Pouring out pain and traumatic experiences onto the page allows a sense of relief, in a similar way to talking therapy. A writer can express their true feelings on a situation without worrying about judgement, and exploring emotions through the medium of a fictional character can provide distance and clarity that cannot always be found subjectively. It also feels good to utilise pain and difficulties!
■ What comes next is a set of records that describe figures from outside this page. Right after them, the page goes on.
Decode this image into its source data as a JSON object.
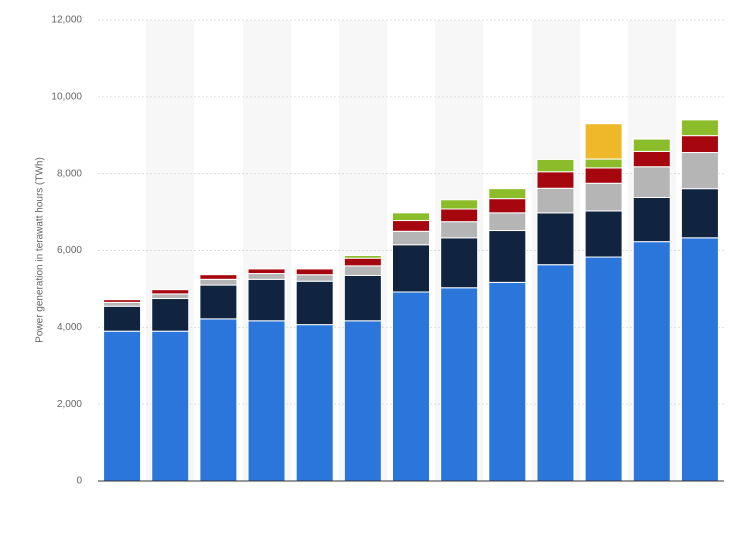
{
  "chart_data": {
    "type": "stacked_bar",
    "y_label": "Power generation in terawatt hours (TWh)",
    "categories": [
      null,
      null,
      null,
      null,
      null,
      null,
      null,
      null,
      null,
      null,
      null,
      null,
      null
    ],
    "series": [
      {
        "color": "#2a76db",
        "values": [
          3900,
          3900,
          4220,
          4170,
          4070,
          4170,
          4920,
          5030,
          5170,
          5630,
          5830,
          6230,
          6330
        ]
      },
      {
        "color": "#10243f",
        "values": [
          650,
          850,
          880,
          1080,
          1130,
          1180,
          1230,
          1300,
          1350,
          1350,
          1200,
          1150,
          1280
        ]
      },
      {
        "color": "#b5b5b5",
        "values": [
          100,
          120,
          150,
          150,
          170,
          250,
          350,
          420,
          460,
          640,
          720,
          800,
          940
        ]
      },
      {
        "color": "#a6070f",
        "values": [
          70,
          110,
          120,
          120,
          150,
          200,
          280,
          330,
          370,
          430,
          400,
          400,
          440
        ]
      },
      {
        "color": "#8bbd2a",
        "values": [
          0,
          0,
          0,
          0,
          0,
          70,
          200,
          240,
          260,
          320,
          230,
          320,
          410
        ]
      },
      {
        "color": "#efb82a",
        "values": [
          0,
          0,
          0,
          0,
          0,
          0,
          0,
          0,
          0,
          0,
          920,
          0,
          0
        ]
      }
    ],
    "ylim": [
      0,
      12000
    ],
    "yticks": [
      0,
      {
        "value": 2000,
        "label": "2,000"
      },
      {
        "value": 4000,
        "label": "4,000"
      },
      {
        "value": 6000,
        "label": "6,000"
      },
      {
        "value": 8000,
        "label": "8,000"
      },
      {
        "value": 10000,
        "label": "10,000"
      },
      {
        "value": 12000,
        "label": "12,000"
      }
    ],
    "grid": true
  }
}
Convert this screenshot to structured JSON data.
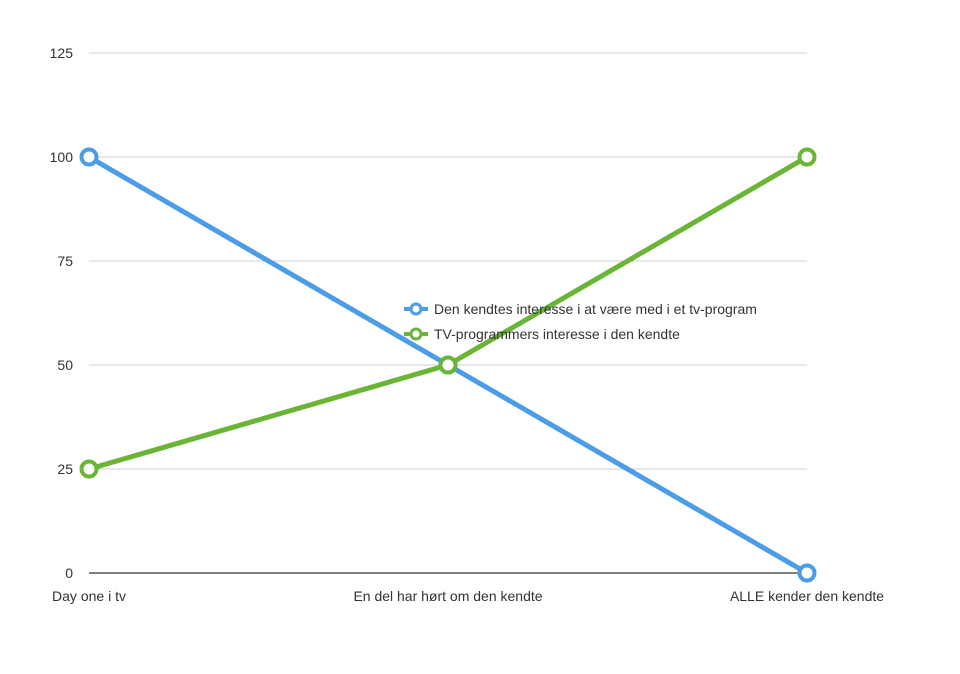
{
  "chart_data": {
    "type": "line",
    "categories": [
      "Day one i tv",
      "En del har hørt om den kendte",
      "ALLE kender den kendte"
    ],
    "series": [
      {
        "name": "Den kendtes interesse i at være med i et tv-program",
        "values": [
          100,
          50,
          0
        ],
        "color": "#4a9de6"
      },
      {
        "name": "TV-programmers interesse i den kendte",
        "values": [
          25,
          50,
          100
        ],
        "color": "#6ab536"
      }
    ],
    "yticks": [
      0,
      25,
      50,
      75,
      100,
      125
    ],
    "ylim": [
      0,
      125
    ],
    "grid": true,
    "legend": "center"
  }
}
Turning some of my most challenging life events into inspiration for books I’m proud of gives a new sense of purpose to my suffering. If writing about it can help both me and someone else, it provides closure and satisfaction.
It’s not just writing fiction that can provide therapy, however. I think journaling is a really healthy and helpful thing to do. There is something about putting your thoughts onto paper or typing them out that helps make sense of muddled feelings, and it really is true that a problem shared is a problem halved- even if you only share it with a piece of paper.
To conclude, it would definitely be fair to say that when you pick up a copy of my book, you’ll end up learning a lot more about me than I intended, but I am happy to make myself vulnerable in the name of creativity and a good story! And if you find something you can relate to, or you find solace in knowing you are not alone, then it is absolutely worth it.